A press release issued on 9th September 2019 by Stop Stansted Expansion (SSE) makes interesting reading. It condemns Stansted Airport for orchestrating a Project Fear campaign aimed at pressuring Uttlesford District Council (UDC) to grant final approval for the airport’s growth to 43 million passengers per annum. It also points to the way corporations and vested interests are prepared to bend the truth to achieve their objectives.
SSE SLAMS STANSTED AIRPORT FOR BULLY BOY TACTICS
In recent weeks business leaders representing local Chambers of Commerce and Visit East of England have issued press releases accusing UDC of causing economic damage to the region as a result of the council’s decision to re-examine the 43mppa planning application.
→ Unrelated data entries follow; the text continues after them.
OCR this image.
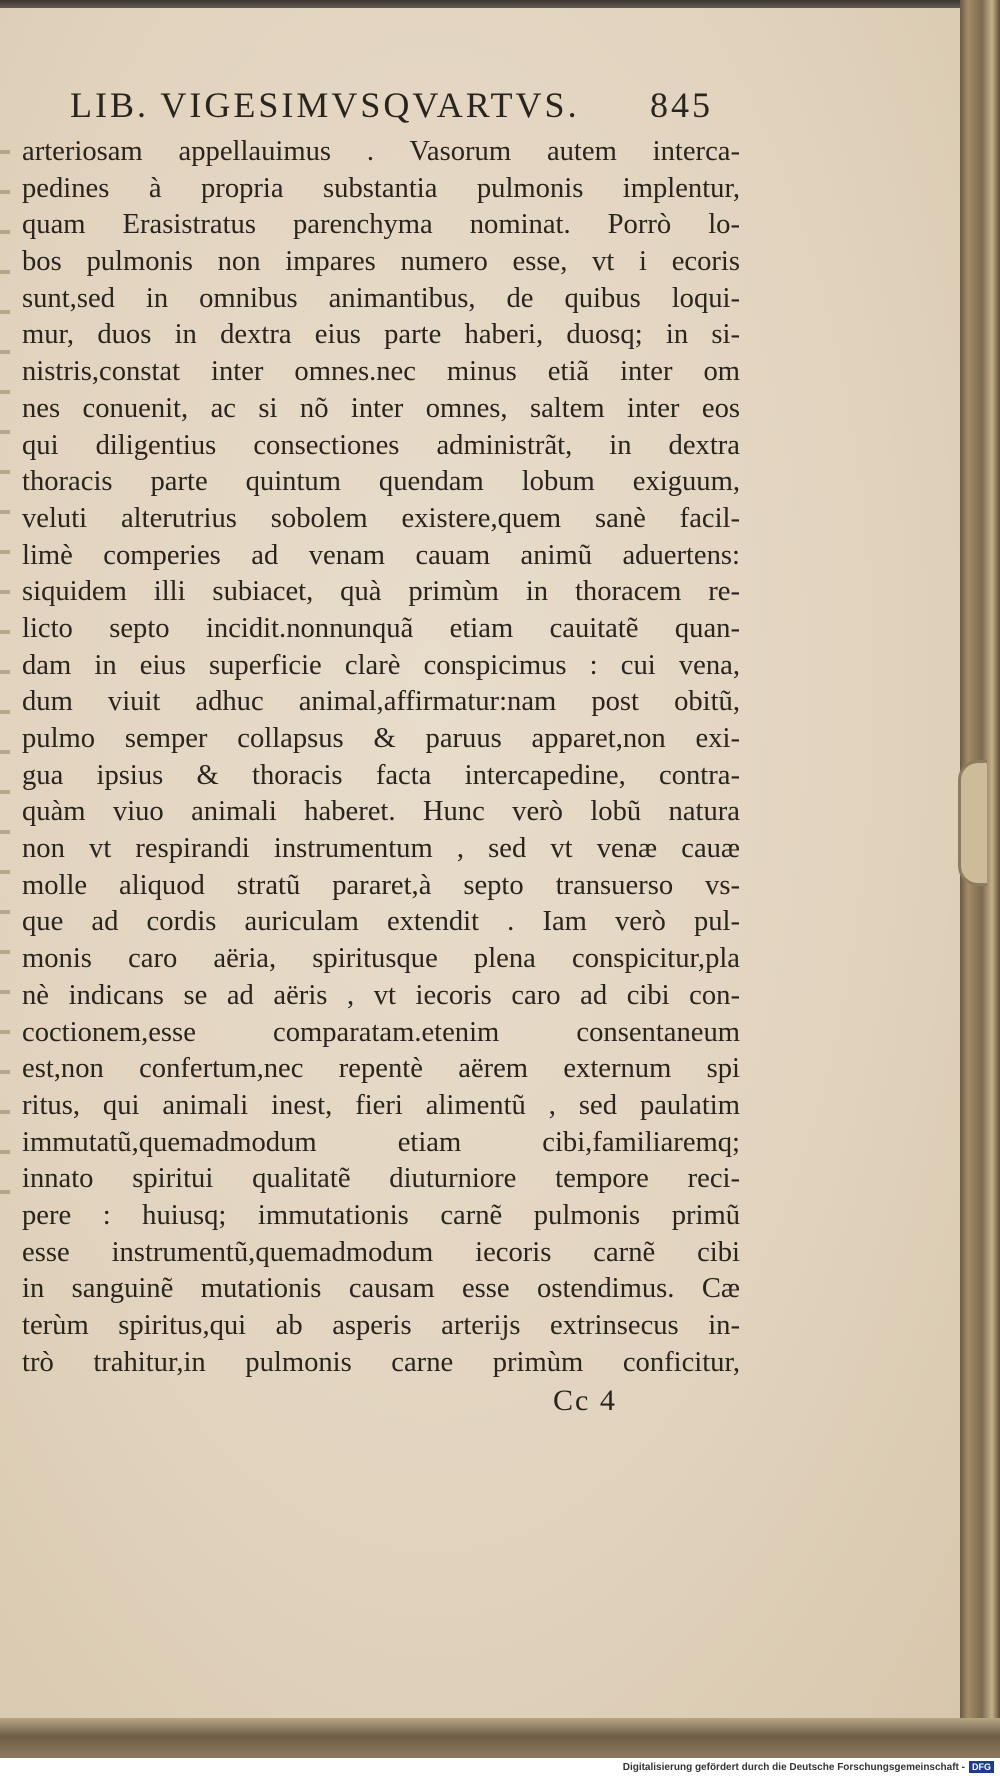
LIB. VIGESIMVSQVARTVS. 845
arteriosam appellauimus . Vasorum autem interca-
pedines à propria substantia pulmonis implentur,
quam Erasistratus parenchyma nominat. Porrò lo-
bos pulmonis non impares numero esse, vt i ecoris
sunt,sed in omnibus animantibus, de quibus loqui-
mur, duos in dextra eius parte haberi, duosq; in si-
nistris,constat inter omnes.nec minus etiã inter om
nes conuenit, ac si nõ inter omnes, saltem inter eos
qui diligentius consectiones administrãt, in dextra
thoracis parte quintum quendam lobum exiguum,
veluti alterutrius sobolem existere,quem sanè facil-
limè comperies ad venam cauam animũ aduertens:
siquidem illi subiacet, quà primùm in thoracem re-
licto septo incidit.nonnunquã etiam cauitatẽ quan-
dam in eius superficie clarè conspicimus : cui vena,
dum viuit adhuc animal,affirmatur:nam post obitũ,
pulmo semper collapsus & paruus apparet,non exi-
gua ipsius & thoracis facta intercapedine, contra-
quàm viuo animali haberet. Hunc verò lobũ natura
non vt respirandi instrumentum , sed vt venæ cauæ
molle aliquod stratũ pararet,à septo transuerso vs-
que ad cordis auriculam extendit . Iam verò pul-
monis caro aëria, spiritusque plena conspicitur,pla
nè indicans se ad aëris , vt iecoris caro ad cibi con-
coctionem,esse comparatam.etenim consentaneum
est,non confertum,nec repentè aërem externum spi
ritus, qui animali inest, fieri alimentũ , sed paulatim
immutatũ,quemadmodum etiam cibi,familiaremq;
innato spiritui qualitatẽ diuturniore tempore reci-
pere : huiusq; immutationis carnẽ pulmonis primũ
esse instrumentũ,quemadmodum iecoris carnẽ cibi
in sanguinẽ mutationis causam esse ostendimus. Cæ
terùm spiritus,qui ab asperis arterijs extrinsecus in-
trò trahitur,in pulmonis carne primùm conficitur,
Cc 4
Digitalisierung gefördert durch die Deutsche Forschungsgemeinschaft - DFG
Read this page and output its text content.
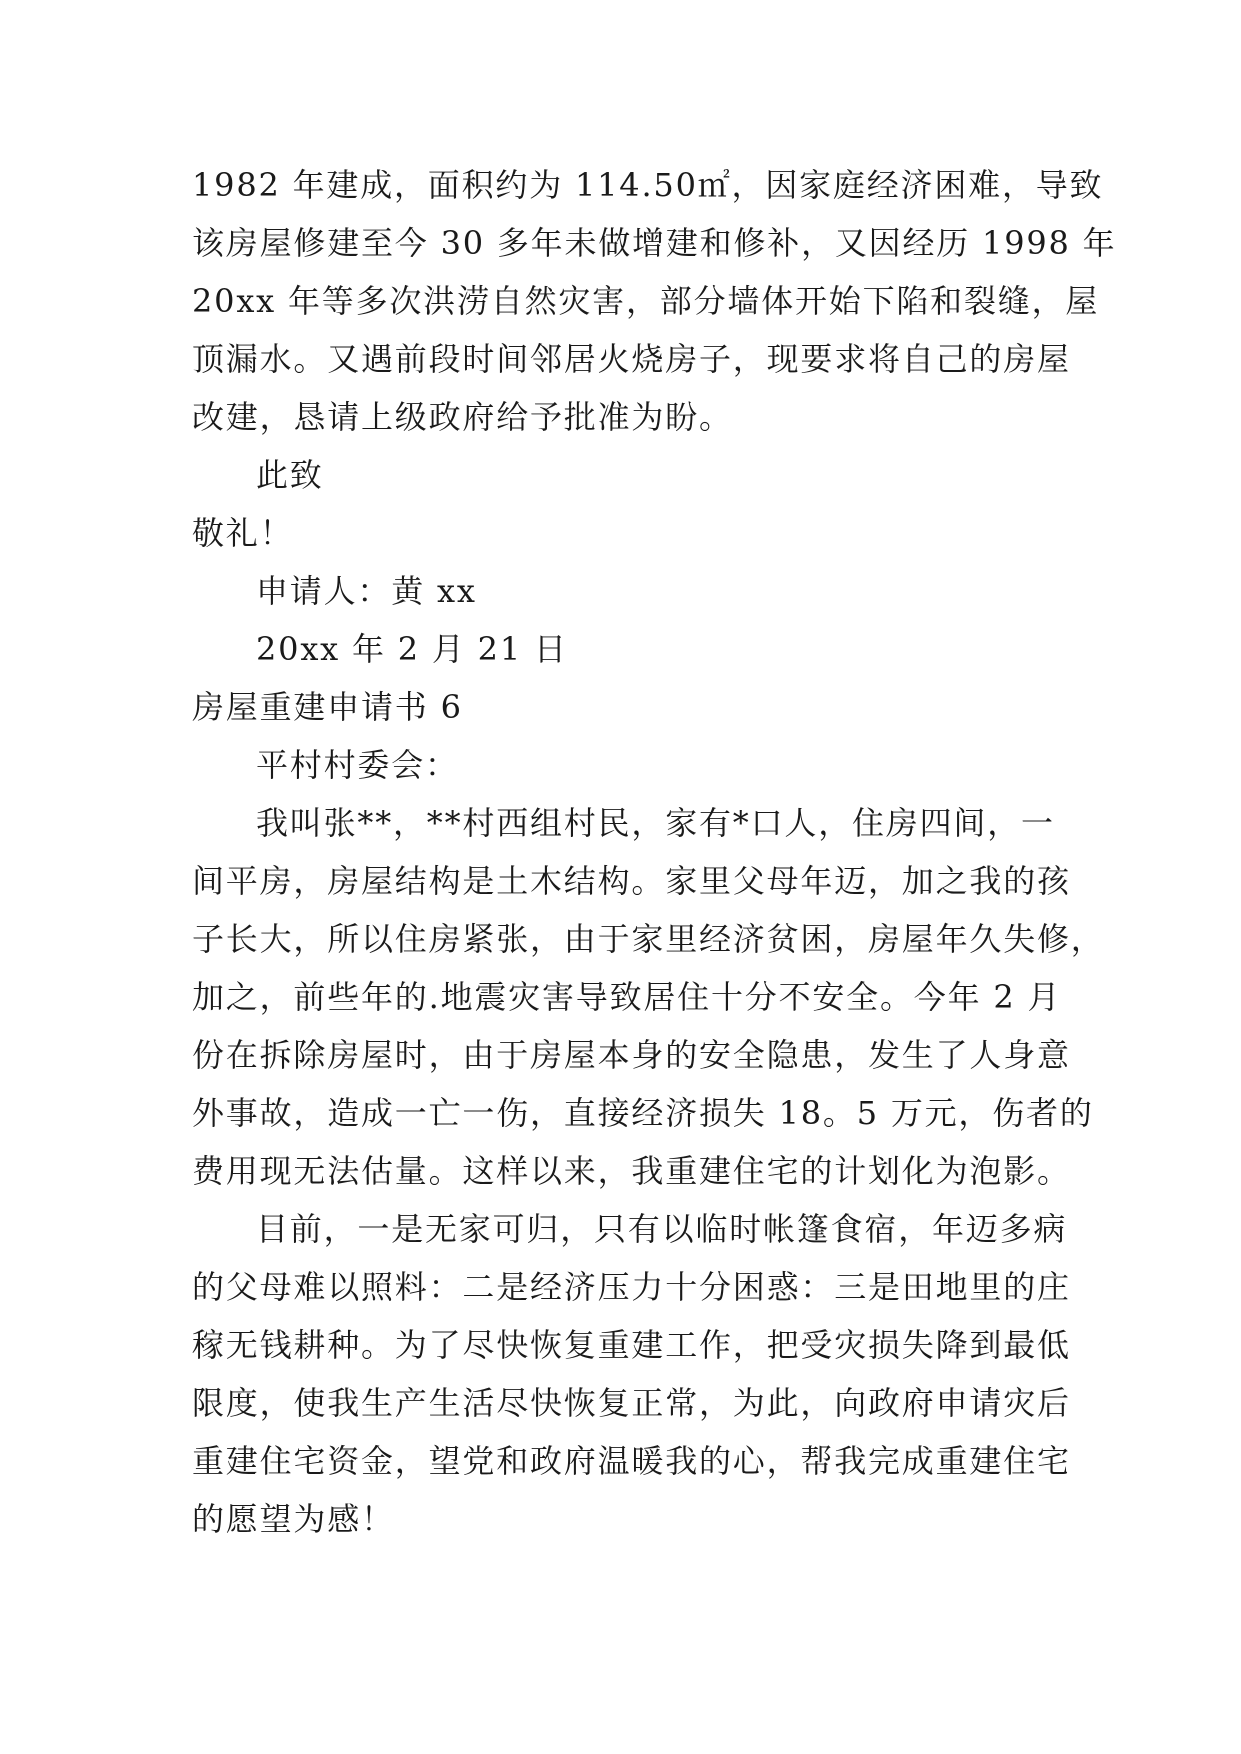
1982 年建成，面积约为 114.50㎡，因家庭经济困难，导致
该房屋修建至今 30 多年未做增建和修补，又因经历 1998 年
20xx 年等多次洪涝自然灾害，部分墙体开始下陷和裂缝，屋
顶漏水。又遇前段时间邻居火烧房子，现要求将自己的房屋
改建，恳请上级政府给予批准为盼。
此致
敬礼！
申请人：黄 xx
20xx 年 2 月 21 日
房屋重建申请书 6
平村村委会：
我叫张**，**村西组村民，家有*口人，住房四间，一
间平房，房屋结构是土木结构。家里父母年迈，加之我的孩
子长大，所以住房紧张，由于家里经济贫困，房屋年久失修，
加之，前些年的.地震灾害导致居住十分不安全。今年 2 月
份在拆除房屋时，由于房屋本身的安全隐患，发生了人身意
外事故，造成一亡一伤，直接经济损失 18。5 万元，伤者的
费用现无法估量。这样以来，我重建住宅的计划化为泡影。
目前，一是无家可归，只有以临时帐篷食宿，年迈多病
的父母难以照料：二是经济压力十分困惑：三是田地里的庄
稼无钱耕种。为了尽快恢复重建工作，把受灾损失降到最低
限度，使我生产生活尽快恢复正常，为此，向政府申请灾后
重建住宅资金，望党和政府温暖我的心，帮我完成重建住宅
的愿望为感！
It is abundantly clear from the content of these press releases that they are based on briefing material provided by Stansted Airport.
The suggestion that the council’s decision to review the latest Stansted Airport planning application is putting “thousands of jobs at risk” is preposterous. Stansted Airport handled fewer than 28 million passengers last year and it has permission to handle 35 million. The airport’s own assessment is that it won’t reach the current 35 million limit for at least four years.
Moreover, the contribution of Stansted Airport to the regional business economy is not at all clear. Ryanair accounts for four out of every five passengers at Stansted and its primary function is to provide cheap short-haul flights for UK residents travelling on overseas leisure trips. Business travel accounted for just 12% of Stansted’s passengers last year – the lowest figure for any major UK airport and down from 23% in the year 2000. If there was currently a demand for direct flights from Stansted to China, India or anywhere else in the world, such flights are already allowed within the present planning consent and neither UDC nor SSE is standing in the way.
Regarding Stansted’s alleged contribution to the tourism industry in the East of England, the fact is that Stansted Airport caters for more than twice as many UK tourists travelling abroad compared to the number of foreign tourists coming into the UK. Last year’s figures were 14.8 million outbound tourists compared to 7.1 million inbound tourists (most of whom are destined for London). Stansted’s main employment impact is therefore to provide jobs for hotel, catering and leisure workers at holiday destinations in Europe, rather than in the East of England.
More fundamentally, Stansted Airport is already the biggest single source of carbon emissions in the East of England and the risks posed to business, and the population at large, by climate change are of a far greater magnitude than the benefits which would accrue from a few million more holiday flights.
SSE Deputy Chairman Brian Ross commented: “Stansted Airport and its friends in the business community need to get real – both in relation to the dubious economic benefits of expanding Stansted Airport and the far-reaching environmental consequences. They should also desist from seeking to bully and intimidate the democratically elected local council members who have a responsibility to consider the wider picture, not only narrow commercial interests.”
Brian Ross continued: “It’s a bit rich now for Stansted Airport’s friends in the business community to be asking the Secretary of State to intervene. SSE has argued from the very beginning, more than two years ago, that this planning application should be determined nationally rather than locally. That remains our position. It is a complex application and it is no surprise that UDC has been wrestling with it for two years. We will be delighted if the Secretary of State finally decides to take responsibility for determining this application.”